Radyo oyunları, başlangıç dönemlerinde edebiyatın ve tiyatronun geniş kitlelere ulaştırılmasına yardımcı olan bir iletişim aygıtı olarak görüldüğünden uzun yıllar edebiyat ve tiyatro uyarlamaları radyo drama yayıncılığının genel yapısını oluşturmuştur. Gerçekten de bu yeni türün kendi özgün anlatım dilini ve yazarlarını bulması hayli zaman almıştır. Edebiyat ve tiyatro alanlarında ürün veren yazarlar ve bazı radyo yapımcıları radyoya özgün konu bulma sıkıntısını uyarlamalar yapma yoluyla çözmeyi denemişlerdir.
             Bu ilk dönemlerde radyo oyunlarının, mikrofon önünde oynanan bir tiyatro eseri veya onun kopyası olarak değerlendirilmesi oldukça yaygın bir görüştü. Yazarlar, uyarlamacılar ve yönetmenler de radyo tiyatrosunun emekleme dönemlerinde icra ettikleri sanatı henüz bağımsız bir disiplin olarak görmüyorlardı. Bu dönemlerde dekor, kostüm hatta makyajın bile oyuncunun rolünü gereğince canlandırabilmesi için kullanıldığı bilinmektedir.
            Hem radyo oyununun kitleler üzerindeki büyük etkisi hem de bir uyarlamanın ne ölçüde özgün ve başarılı olabileceği konusundaki en büyük ve en önemli örnek,  Orson Welles’in “Mercury Theatre on the Air” isimli grubuyla 30 Ekim 1938 yılında gerçekleştirdiği “Dünyalar Savaşı” adlı radyo oyunudur.  H.G. Wells’in romanından yapılan bu uyarlama radyonun bütün imkânlarını, etkilerini ve gücünü işlevsel olarak kullanmanın en kusursuz örneği olarak kabul edilir. [2]

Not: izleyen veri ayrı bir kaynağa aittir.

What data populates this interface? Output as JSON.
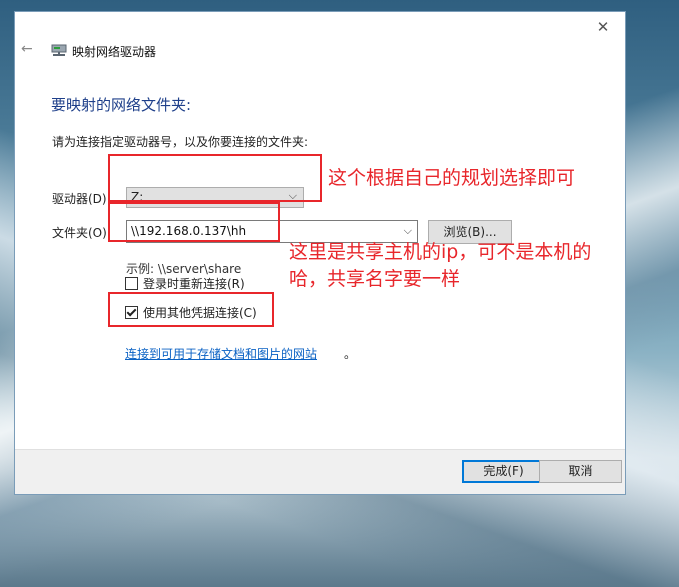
{
  "dialog": {
    "title": "映射网络驱动器",
    "heading": "要映射的网络文件夹:",
    "instruction": "请为连接指定驱动器号，以及你要连接的文件夹:",
    "drive_label": "驱动器(D):",
    "drive_value": "Z:",
    "folder_label": "文件夹(O):",
    "folder_value": "\\\\192.168.0.137\\hh",
    "browse_label": "浏览(B)...",
    "example": "示例: \\\\server\\share",
    "reconnect_label": "登录时重新连接(R)",
    "reconnect_checked": false,
    "other_credentials_label": "使用其他凭据连接(C)",
    "other_credentials_checked": true,
    "link_text": "连接到可用于存储文档和图片的网站",
    "link_suffix": "。",
    "finish_label": "完成(F)",
    "cancel_label": "取消"
  },
  "annotations": {
    "drive_note": "这个根据自己的规划选择即可",
    "folder_note_line1": "这里是共享主机的ip，可不是本机的",
    "folder_note_line2": "哈，共享名字要一样"
  },
  "colors": {
    "annotation": "#e8262b",
    "heading": "#1e3f8a",
    "link": "#0b62c4",
    "primary_border": "#0078d7"
  }
}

Türkiye’de ise ilk radyo oyunlarının 1938'de Ankara Radyosu'nda oynandığını biliyoruz. İlk dönemlerdeki oyunlar canlı olarak oynanıp yayınlandığı için elimizde kopyaları bulunmuyor. Fakat kayıtlara göre bu dönemde oyunların Radyo Temsil Kolu tarafından ve haftada bir kez cuma günleri oynandığını, genellikle çeviri ve uyarlamaların tercih edildiğini söyleyebiliriz.
            Ülkemizde radyo yayıncılığının başlamasıyla birlikte daha çok müzikli türler olan, opera, operet gibi İstanbul Şehir Tiyatrosu yapımlarının plaklara kaydedilip radyodan yayınlanması bir başlangıç olmuştur. TRT İstanbul Radyosu arşivinde drama olarak değerlendirilebilecek en eski plak kaydı Alabanda Opereti’dir ( 1949)[3]. Alabanda Opereti, İstanbul Radyosunun arşivinde ulaşabilinen en eski oyun ve en eski uyarlamadır.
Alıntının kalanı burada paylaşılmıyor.